Michał Peret: Warmia ma swoje atuty

Szczypiorniści MMTS-u Kwidzyn zmierzą się w sobotę na wyjeździe z Warmią Olsztyn. Obowiązkiem kwidzynian jest wygrać to spotkanie.

- Jedziemy do Olsztyna po dwa punkty. Podchodzimy do tego meczu bardzo poważnie. Zapominamy o miejscach w tabeli, aktualnych składach oraz dyspozycji. Chcemy wyjść na parkiet i wygrać, ale łatwo na pewno nie będzie, bowiem są to takie nasze małe derby. Zapowiada się ciekawe spotkanie - stwierdza Michał Peret, obrotowy MMTS-u Kwidzyn. - Na pewno nie lekceważymy Warmii. Sport uczy pokory i doskonale zdajemy sobie z tego sprawę, aczkolwiek nie boimy się rywala. Znamy swoją wartość i będziemy chcieli pokazać to w sobotę na boisku - dodaje.

Aktualna dyspozycja Warmii Olsztyn daleko odbiega od oczekiwań. Podopiecznym Zbigniewa Tłuczyńskiego niezwykle ciężko przychodzi zdobywanie punktów, przez co olsztynianie nie mogą wydostać się ze strefy spadkowej. MMTS powinien zatem z łatwością pokonać swojego sobotniego przeciwnika. Tym bardziej, że kwidzynianie nie mogą sobie pozwolić na żadną stratę punktową, z tego względu, że Stal Mielec depcze im po piętach.

- Warmia to dobry zespół, który ma w swoich szeregach bardzo doświadczonych ligowców. Olsztynianie grają u siebie i mają nóż na gardle, dlatego zrobią wszystko, żeby w sobotę wygrać. Warmia ma mocną bramkę, dobrze gra z kołem oraz rzuca z drugiej linii. To są moim zdaniem najmocniejsze strony olsztyńskiego zespołu - analizuje najbliższego rywala Peret.

Kwidzynianie potwierdzą wysoką dyspozycję w Olsztynie?
Kwidzynianie potwierdzą wysoką dyspozycję w Olsztynie?

Natomiast drużyna trenera Krzysztofa Kotwickiego w ostatnim czasie prezentuje się z bardzo dobrej strony. W lutym kwidzynianie wygrali trzy spotkania, a przegrali zaledwie raz z Vive Targami Kielce, dzięki czemu udanie zainaugurowali drugą część sezonu. - Ciężko sobie na to zapracowaliśmy, ponieważ bardzo solidnie przepracowaliśmy cały styczeń - podkreśla Peret. - Rozegraliśmy również dwanaście meczów kontrolnych. Jak widać było warto, bo nasza forma poszła wyraźnie w górę. Miejmy tylko nadzieję, że pozostanie ona mniej więcej na tym poziomie do końca maja - dodaje.

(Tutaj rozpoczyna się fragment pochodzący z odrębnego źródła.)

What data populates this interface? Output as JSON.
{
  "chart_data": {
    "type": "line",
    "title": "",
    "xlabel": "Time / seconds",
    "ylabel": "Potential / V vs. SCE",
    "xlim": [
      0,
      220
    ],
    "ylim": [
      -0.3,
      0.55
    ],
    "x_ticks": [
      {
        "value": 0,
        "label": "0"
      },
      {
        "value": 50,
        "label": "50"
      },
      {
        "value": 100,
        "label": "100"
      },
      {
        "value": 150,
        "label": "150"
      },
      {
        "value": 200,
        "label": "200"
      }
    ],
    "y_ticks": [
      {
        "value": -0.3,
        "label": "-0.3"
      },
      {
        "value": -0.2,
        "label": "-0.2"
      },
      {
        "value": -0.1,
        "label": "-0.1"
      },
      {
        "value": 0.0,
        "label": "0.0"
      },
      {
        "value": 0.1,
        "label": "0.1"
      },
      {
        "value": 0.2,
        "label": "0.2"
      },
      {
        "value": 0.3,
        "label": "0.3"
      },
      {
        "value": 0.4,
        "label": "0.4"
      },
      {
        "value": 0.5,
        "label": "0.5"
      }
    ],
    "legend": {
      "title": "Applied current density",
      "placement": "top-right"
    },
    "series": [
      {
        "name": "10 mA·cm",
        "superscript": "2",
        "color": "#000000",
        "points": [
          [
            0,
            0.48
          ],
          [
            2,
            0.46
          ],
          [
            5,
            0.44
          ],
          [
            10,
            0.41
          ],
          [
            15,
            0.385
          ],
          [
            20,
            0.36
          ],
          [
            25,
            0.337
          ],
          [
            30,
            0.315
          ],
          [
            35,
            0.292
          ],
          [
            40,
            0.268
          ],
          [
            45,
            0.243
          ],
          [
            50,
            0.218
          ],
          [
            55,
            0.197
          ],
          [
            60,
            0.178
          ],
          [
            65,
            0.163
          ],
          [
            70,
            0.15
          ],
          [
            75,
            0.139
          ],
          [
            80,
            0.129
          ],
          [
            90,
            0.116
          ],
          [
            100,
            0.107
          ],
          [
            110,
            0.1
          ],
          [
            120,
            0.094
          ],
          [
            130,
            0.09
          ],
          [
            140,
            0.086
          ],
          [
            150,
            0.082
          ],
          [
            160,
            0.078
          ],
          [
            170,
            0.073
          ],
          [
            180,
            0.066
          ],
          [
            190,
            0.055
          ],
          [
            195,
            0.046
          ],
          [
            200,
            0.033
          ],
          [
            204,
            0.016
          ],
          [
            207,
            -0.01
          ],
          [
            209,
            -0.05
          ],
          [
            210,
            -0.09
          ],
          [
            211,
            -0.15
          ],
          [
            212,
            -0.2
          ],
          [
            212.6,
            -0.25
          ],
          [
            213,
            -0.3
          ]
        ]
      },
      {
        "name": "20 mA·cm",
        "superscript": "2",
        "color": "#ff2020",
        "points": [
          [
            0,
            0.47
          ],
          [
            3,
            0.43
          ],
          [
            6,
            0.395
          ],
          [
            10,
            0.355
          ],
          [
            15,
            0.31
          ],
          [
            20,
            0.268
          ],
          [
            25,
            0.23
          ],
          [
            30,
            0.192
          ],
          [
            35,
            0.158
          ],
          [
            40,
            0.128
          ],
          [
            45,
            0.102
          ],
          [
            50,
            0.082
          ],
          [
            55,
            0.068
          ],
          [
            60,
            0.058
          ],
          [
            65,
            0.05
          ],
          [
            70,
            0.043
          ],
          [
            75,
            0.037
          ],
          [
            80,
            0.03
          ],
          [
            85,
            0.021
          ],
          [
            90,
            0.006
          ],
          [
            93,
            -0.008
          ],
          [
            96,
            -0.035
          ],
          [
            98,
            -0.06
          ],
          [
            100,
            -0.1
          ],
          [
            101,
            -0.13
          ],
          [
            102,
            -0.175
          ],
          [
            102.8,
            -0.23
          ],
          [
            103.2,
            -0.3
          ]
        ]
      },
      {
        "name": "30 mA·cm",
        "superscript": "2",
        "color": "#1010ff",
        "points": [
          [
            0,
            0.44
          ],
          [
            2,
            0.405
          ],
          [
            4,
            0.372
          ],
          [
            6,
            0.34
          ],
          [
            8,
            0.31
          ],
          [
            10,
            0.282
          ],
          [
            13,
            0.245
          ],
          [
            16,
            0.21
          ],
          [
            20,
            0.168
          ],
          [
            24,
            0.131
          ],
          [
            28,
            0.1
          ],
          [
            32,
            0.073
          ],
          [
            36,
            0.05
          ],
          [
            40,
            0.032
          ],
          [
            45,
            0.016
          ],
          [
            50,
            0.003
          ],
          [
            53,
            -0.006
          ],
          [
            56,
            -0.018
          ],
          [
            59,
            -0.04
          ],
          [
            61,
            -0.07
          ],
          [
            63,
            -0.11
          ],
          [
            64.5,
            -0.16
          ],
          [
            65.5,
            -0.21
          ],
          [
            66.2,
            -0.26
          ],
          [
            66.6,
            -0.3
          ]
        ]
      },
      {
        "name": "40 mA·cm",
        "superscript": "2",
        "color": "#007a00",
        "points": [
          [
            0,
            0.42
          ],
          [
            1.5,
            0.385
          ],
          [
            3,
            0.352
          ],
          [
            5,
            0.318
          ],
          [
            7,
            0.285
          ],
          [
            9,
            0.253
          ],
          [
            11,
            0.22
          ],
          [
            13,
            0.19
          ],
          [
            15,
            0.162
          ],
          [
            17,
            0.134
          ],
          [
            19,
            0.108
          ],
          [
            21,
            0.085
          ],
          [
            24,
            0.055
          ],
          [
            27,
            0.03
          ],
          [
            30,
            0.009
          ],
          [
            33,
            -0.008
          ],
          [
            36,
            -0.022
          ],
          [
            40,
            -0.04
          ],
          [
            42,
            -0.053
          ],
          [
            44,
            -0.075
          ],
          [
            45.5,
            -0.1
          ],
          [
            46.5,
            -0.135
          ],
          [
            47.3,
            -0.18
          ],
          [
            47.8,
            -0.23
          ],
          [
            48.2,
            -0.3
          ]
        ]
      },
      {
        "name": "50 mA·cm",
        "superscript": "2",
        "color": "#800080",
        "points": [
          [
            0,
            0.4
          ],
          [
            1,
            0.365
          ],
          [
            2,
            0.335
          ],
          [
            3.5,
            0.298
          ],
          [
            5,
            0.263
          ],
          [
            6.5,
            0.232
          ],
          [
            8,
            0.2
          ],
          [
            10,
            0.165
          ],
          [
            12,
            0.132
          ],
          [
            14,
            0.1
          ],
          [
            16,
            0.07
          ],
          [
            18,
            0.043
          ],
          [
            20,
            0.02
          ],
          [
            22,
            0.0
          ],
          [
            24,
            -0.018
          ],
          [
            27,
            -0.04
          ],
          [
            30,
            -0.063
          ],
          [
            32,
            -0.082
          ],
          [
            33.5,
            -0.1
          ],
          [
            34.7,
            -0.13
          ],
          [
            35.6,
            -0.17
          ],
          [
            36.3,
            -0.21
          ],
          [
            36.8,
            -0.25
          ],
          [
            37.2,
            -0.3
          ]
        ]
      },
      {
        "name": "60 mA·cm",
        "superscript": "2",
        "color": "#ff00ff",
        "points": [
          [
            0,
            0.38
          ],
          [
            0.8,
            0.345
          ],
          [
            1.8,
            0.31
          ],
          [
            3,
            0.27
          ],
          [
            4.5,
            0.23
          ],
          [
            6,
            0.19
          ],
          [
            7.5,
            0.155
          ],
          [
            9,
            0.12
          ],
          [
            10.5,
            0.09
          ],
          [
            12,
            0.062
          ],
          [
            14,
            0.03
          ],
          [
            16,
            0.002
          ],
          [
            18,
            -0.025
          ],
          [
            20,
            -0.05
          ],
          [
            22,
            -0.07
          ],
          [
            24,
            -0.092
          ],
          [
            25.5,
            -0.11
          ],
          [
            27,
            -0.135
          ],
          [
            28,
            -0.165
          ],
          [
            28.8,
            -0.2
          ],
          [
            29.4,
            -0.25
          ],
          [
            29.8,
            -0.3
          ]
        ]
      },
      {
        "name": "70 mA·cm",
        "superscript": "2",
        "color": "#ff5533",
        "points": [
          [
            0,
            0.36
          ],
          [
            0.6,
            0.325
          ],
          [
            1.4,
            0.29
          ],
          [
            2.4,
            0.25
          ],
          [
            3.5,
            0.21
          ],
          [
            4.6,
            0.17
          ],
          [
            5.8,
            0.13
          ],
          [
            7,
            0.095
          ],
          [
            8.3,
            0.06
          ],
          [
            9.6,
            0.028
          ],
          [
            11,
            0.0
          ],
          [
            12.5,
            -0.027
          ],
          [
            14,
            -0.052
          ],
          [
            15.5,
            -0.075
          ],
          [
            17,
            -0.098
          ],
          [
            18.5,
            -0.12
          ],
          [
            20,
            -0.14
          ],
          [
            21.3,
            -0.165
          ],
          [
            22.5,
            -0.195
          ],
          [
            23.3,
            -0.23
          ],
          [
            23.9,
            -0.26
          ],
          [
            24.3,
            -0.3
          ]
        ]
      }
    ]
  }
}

Po ostatnim meczu z Nielbą Wągrowiec w stosunku do szczypiornistów z Kwidzyna pojawiły się jednak pojedyncze głosy krytyki. Co prawda kwidzynianie odnieśli zwycięstwo, ale w słabym stylu. - Zdecydowanie Nielba rzuciła nam zbyt wiele bramek. Myślę jednak, że wynikało to z naszej słabszej postawy tego dnia w obronie, bo w ataku graliśmy dobrze i przede wszystkim skutecznie - tłumaczy Peret, dodając po chwili. - Do tej pory defensywa była naszą bardzo mocną stroną i oby tak zostało.

Sezon zasadniczy zbliża się ku końcowi. Celem kwidzynian na najbliższe spotkania jest utrzymanie trzeciej pozycji w tabeli. - Wiemy o co gramy. Zdajemy sobie również sprawę z tego, jak dobra jest trzecia lokata w kontekście pozycji wyjściowej przed fazą play-off. Nasze aspiracje w tym sezonie to minimum brąz, a może trochę więcej. Myślę, że perspektywa założenia kolejnego medalu na szyję to wystarczająca motywacja dla nas zawodników, jak i dla kadry szkoleniowej. Zrobimy wszystko, żeby tak się stało - zapewnia Peret.